Samir Nasri laisse sa place sur Canal+ : Voilà son remplaçant pour PSG-Arsenal !
Arthur Montagne -
Journaliste
Affamé de sport, il a grandi au son des moteurs de Formule 1 et des exploits de Ronaldinho. Aujourd’hui, diplomé d'un Master de journalisme de sport, il ne rate plus un Grand Prix de F1 ni un match du PSG, ses deux passions et spécialités

Comme la saison dernière, Samir Nasri ne sera pas présent avec ses collègues de Canal+ pour analyser la finale de la Ligue des champions entre le PSG et Arsenal. Et alors que plusieurs rumeurs ont circulé à ce sujet, l'ancien joueur de l'OM explique que c'était surtout pour laisser la place à l'ancien Gunner Robert Pirès.

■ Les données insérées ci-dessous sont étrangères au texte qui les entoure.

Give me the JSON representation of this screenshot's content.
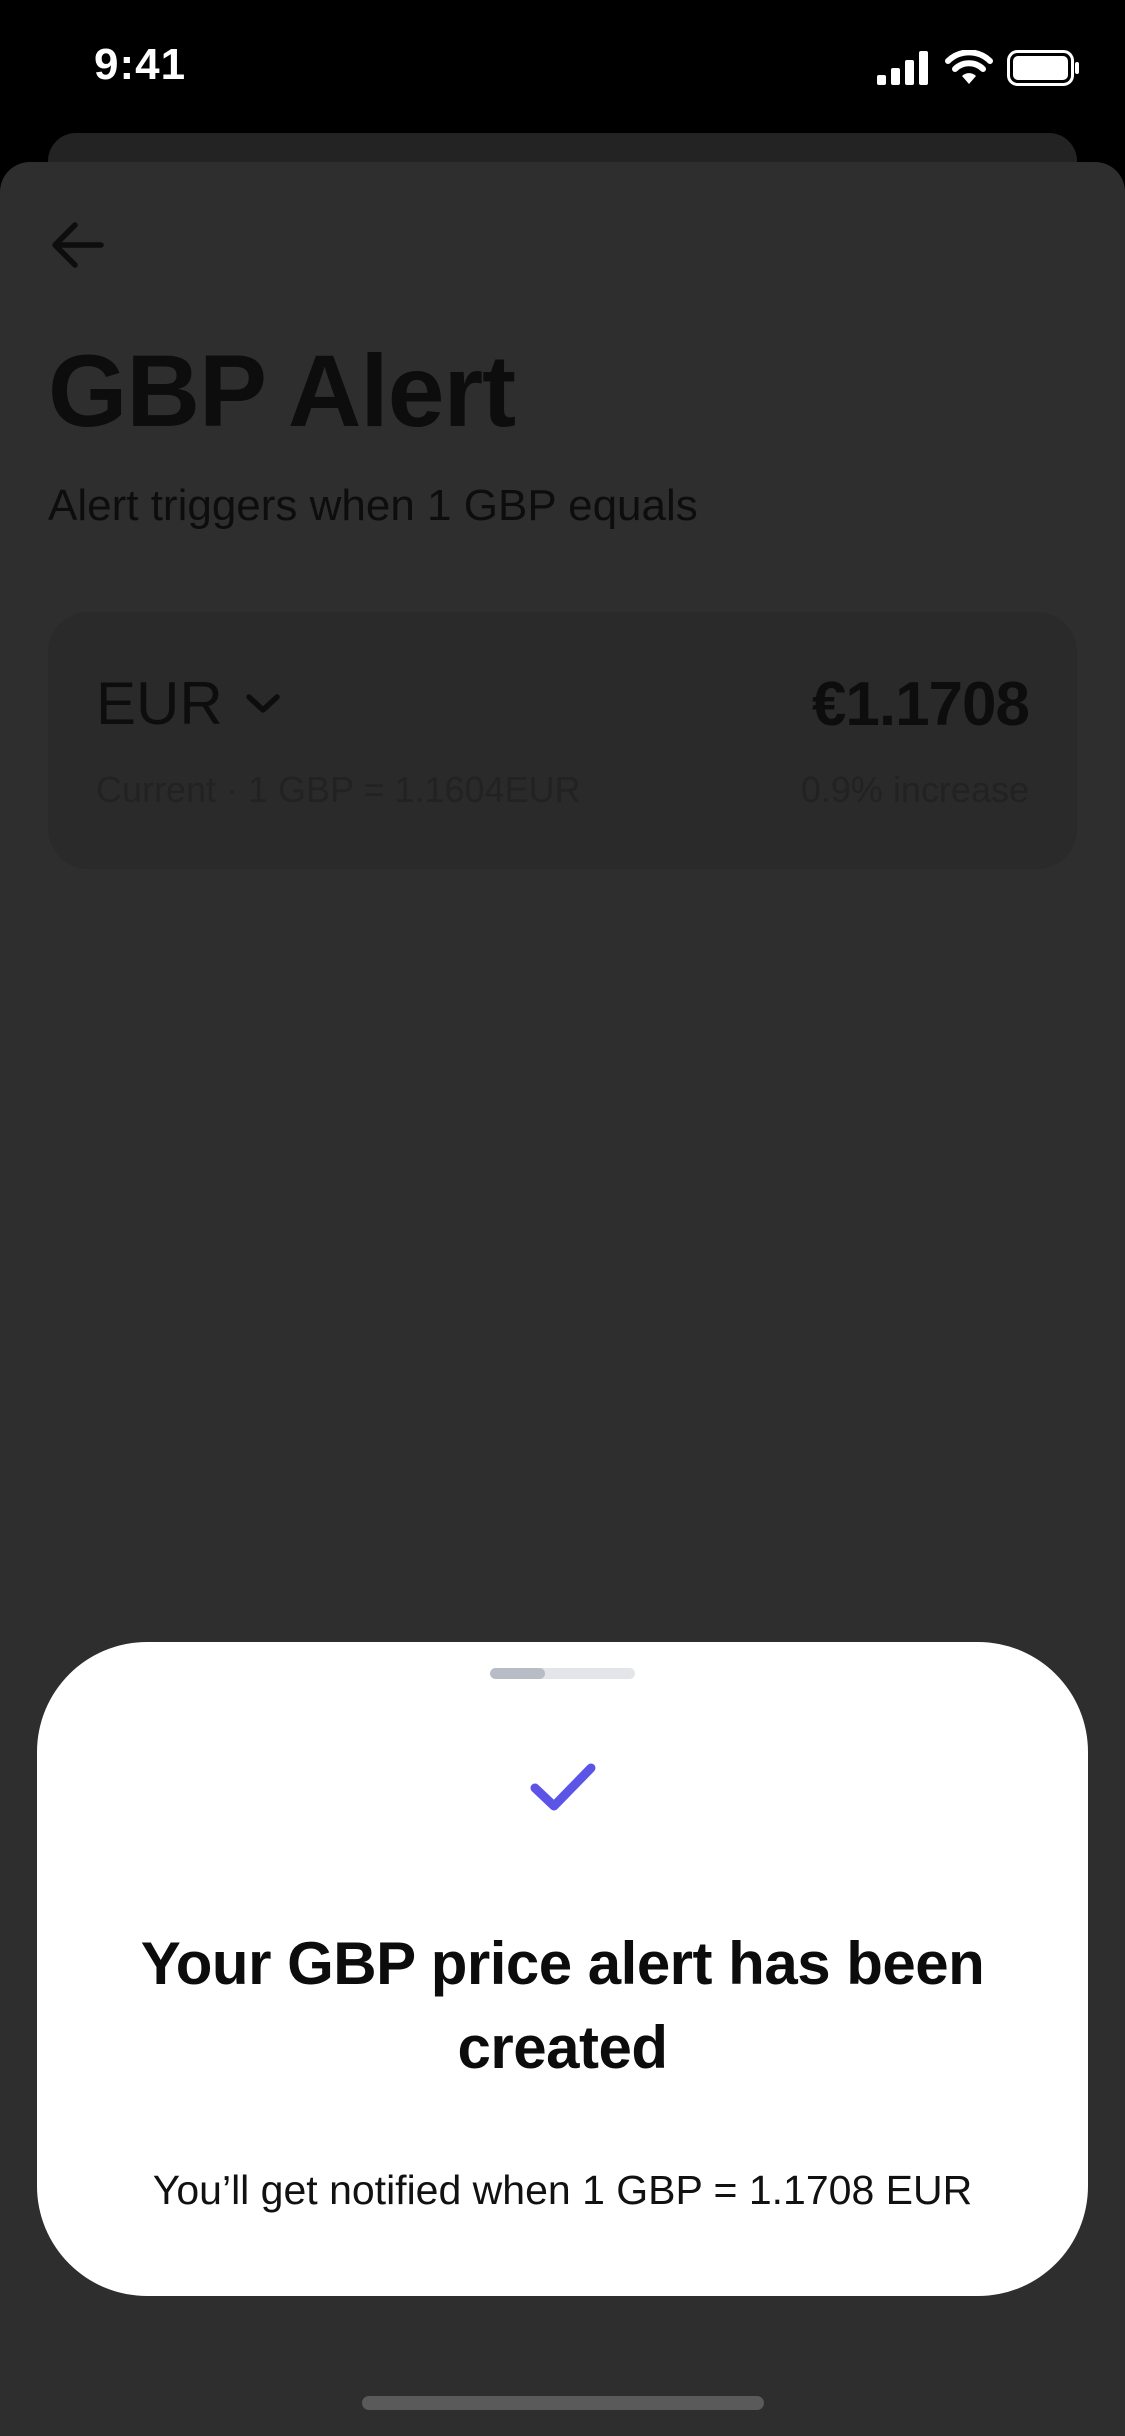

Alors que Canal+ a présenté son dispositif pour la finale de la Ligue des champions entre le PSG et Arsenal, Samir Nasri sera absent. Plusieurs rumeurs ont circulé, annonçant que l'ancien joueur de l'OM avait refusé de venir après avoir été insulté par des supporters parisiens à Munich. Mais Samir Nasri explique qu'il voulait surtout laisser la place à Roberto Pirès, un vrai Gunner.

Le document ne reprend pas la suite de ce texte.